Casualties

Unheard Cries

While lethality and legality of pellet gun is still a matter of debate, silent and unending ordeal of victims and their families remain unheard. Saima Bhat meets some of the victim families who managed the crisis and its expenses on their own 

Family-of-Sajad-Ahmad-Darzi

On 13th August, at the peak of 2010 summer agitation, Sajad Ahmad Darzi, a rag picker from Pattan, became one of the first victims of newly introduced pellet gun. The next two years were like hell for Sajad and his family as the cost of treatment was enormous and hope of survival too bleak. His mother, Saleema, who is a native of Kolkata, begged on streets to manage the expenses. But despite all her struggle Sajad could not survive his injuries and died silently and un-heard on May 19, 2012.

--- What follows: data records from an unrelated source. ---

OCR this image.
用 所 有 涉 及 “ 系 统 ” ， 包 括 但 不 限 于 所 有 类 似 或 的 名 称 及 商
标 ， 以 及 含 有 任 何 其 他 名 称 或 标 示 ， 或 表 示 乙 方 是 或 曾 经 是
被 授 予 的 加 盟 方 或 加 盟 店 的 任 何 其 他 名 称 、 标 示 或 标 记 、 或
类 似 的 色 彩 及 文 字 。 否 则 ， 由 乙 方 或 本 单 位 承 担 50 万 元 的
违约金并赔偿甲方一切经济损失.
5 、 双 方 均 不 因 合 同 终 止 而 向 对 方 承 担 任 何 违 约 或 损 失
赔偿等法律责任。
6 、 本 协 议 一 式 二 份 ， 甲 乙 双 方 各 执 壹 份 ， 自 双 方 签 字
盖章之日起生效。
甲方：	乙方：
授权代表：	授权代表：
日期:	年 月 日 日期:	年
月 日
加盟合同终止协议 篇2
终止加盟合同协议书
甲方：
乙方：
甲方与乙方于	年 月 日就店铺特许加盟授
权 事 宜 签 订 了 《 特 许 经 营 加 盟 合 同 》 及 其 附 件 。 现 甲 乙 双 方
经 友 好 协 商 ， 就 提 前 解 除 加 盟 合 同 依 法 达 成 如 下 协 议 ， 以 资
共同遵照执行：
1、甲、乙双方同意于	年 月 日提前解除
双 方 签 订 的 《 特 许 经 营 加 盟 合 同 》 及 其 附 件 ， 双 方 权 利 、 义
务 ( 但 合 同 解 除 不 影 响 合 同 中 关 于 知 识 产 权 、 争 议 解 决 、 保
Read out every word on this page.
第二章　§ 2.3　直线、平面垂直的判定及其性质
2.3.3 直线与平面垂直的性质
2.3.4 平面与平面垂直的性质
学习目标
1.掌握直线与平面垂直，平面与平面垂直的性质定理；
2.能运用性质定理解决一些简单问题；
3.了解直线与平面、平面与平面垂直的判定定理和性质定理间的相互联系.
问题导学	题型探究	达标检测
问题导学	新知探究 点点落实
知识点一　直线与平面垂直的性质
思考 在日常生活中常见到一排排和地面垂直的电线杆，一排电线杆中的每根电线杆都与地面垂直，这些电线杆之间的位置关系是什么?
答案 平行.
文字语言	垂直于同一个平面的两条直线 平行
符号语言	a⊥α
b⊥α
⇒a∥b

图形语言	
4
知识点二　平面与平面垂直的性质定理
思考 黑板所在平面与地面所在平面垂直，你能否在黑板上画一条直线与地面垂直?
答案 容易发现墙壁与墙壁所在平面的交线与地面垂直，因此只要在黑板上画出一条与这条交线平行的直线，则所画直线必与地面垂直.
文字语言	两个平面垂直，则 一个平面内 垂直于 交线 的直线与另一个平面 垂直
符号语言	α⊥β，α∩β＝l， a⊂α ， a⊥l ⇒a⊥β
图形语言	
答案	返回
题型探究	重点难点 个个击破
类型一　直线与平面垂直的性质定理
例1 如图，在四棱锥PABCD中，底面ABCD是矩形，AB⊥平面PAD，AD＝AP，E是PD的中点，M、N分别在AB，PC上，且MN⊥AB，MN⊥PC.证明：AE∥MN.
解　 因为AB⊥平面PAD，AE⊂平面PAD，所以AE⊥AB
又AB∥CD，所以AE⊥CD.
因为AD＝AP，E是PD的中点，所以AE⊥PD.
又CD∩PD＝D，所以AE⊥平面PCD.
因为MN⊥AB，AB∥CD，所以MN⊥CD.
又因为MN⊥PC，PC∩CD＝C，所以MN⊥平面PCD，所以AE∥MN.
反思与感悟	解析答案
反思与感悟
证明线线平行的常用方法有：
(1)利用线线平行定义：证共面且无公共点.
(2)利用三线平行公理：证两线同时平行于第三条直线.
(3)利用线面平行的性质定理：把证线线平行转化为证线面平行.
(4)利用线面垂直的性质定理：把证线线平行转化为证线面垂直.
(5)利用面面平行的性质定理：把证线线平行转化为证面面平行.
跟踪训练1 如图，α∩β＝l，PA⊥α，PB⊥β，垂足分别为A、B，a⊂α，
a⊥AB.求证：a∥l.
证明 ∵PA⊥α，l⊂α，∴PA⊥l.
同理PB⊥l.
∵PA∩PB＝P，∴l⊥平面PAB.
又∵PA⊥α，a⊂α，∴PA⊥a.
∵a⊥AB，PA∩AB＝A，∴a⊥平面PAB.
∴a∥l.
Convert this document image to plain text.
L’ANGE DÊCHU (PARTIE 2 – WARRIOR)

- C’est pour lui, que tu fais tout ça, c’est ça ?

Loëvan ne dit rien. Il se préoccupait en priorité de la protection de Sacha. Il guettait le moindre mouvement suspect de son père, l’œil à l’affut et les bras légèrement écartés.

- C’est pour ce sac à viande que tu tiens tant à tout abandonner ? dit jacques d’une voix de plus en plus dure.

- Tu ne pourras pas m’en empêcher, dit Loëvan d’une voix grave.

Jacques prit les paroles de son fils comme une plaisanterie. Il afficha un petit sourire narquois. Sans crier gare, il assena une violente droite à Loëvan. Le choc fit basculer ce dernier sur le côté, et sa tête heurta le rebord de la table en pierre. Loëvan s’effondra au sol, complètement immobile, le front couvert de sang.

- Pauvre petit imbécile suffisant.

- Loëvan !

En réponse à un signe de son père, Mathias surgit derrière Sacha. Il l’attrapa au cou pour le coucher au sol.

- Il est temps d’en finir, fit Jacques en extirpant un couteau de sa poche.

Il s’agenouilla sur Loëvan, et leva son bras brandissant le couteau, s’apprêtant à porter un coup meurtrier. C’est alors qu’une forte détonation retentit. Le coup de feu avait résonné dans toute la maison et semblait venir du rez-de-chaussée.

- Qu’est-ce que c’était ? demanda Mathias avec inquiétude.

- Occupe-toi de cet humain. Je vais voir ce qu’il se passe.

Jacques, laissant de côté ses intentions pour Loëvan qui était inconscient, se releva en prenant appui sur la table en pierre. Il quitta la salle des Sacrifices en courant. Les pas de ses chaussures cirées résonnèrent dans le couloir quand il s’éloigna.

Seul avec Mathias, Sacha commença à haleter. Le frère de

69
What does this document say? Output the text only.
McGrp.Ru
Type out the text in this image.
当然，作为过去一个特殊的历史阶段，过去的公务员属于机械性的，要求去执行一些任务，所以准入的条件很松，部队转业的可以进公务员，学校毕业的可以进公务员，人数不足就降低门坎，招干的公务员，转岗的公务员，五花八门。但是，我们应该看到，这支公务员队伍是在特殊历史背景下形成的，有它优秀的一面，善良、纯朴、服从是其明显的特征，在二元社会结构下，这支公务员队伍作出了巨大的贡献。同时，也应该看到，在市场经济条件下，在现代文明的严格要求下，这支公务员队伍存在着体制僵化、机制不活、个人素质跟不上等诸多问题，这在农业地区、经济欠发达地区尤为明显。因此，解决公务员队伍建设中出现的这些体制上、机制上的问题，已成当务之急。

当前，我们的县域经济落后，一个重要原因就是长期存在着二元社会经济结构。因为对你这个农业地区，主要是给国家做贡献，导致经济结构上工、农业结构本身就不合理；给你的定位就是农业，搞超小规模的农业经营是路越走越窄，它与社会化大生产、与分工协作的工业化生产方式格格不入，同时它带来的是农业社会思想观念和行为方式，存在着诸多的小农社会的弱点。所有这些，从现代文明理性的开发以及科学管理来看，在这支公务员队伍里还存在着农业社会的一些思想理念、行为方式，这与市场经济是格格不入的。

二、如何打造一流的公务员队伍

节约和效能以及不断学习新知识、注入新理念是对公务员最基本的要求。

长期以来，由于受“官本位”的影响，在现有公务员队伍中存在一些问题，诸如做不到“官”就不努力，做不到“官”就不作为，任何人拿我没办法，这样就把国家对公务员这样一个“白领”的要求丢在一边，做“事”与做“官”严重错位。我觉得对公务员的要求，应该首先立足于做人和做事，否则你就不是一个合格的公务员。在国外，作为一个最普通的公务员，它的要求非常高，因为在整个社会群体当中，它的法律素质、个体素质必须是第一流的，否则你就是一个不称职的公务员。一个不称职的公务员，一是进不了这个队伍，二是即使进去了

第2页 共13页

Between June and August 2010, around 130 civilians, mostly teenagers, were killed during clashes between protesters and government forces in Kashmir. It was during those protests that government first equipped state police and CRPF with pepper gas and pellet guns. The idea was to introduce non-lethal weapons to control ‘unruly mobs’ in Kashmir.  But these non-lethal weapons or pellet guns ended up taking many lives.

Sajad Ahmad Darzi

The data collected from Kashmir’s two main hospitals reveal that in last four years 165 people suffered serious injuries due to pellet guns. At least 12 people lost their eyesight partially or completely because of pellet injuries.

Interestingly, a PIL seeking ban on the use of pellet guns and pepper gas on civilians was dismissed by the High Court, Srinagar, on grounds that these weapons are non-lethal.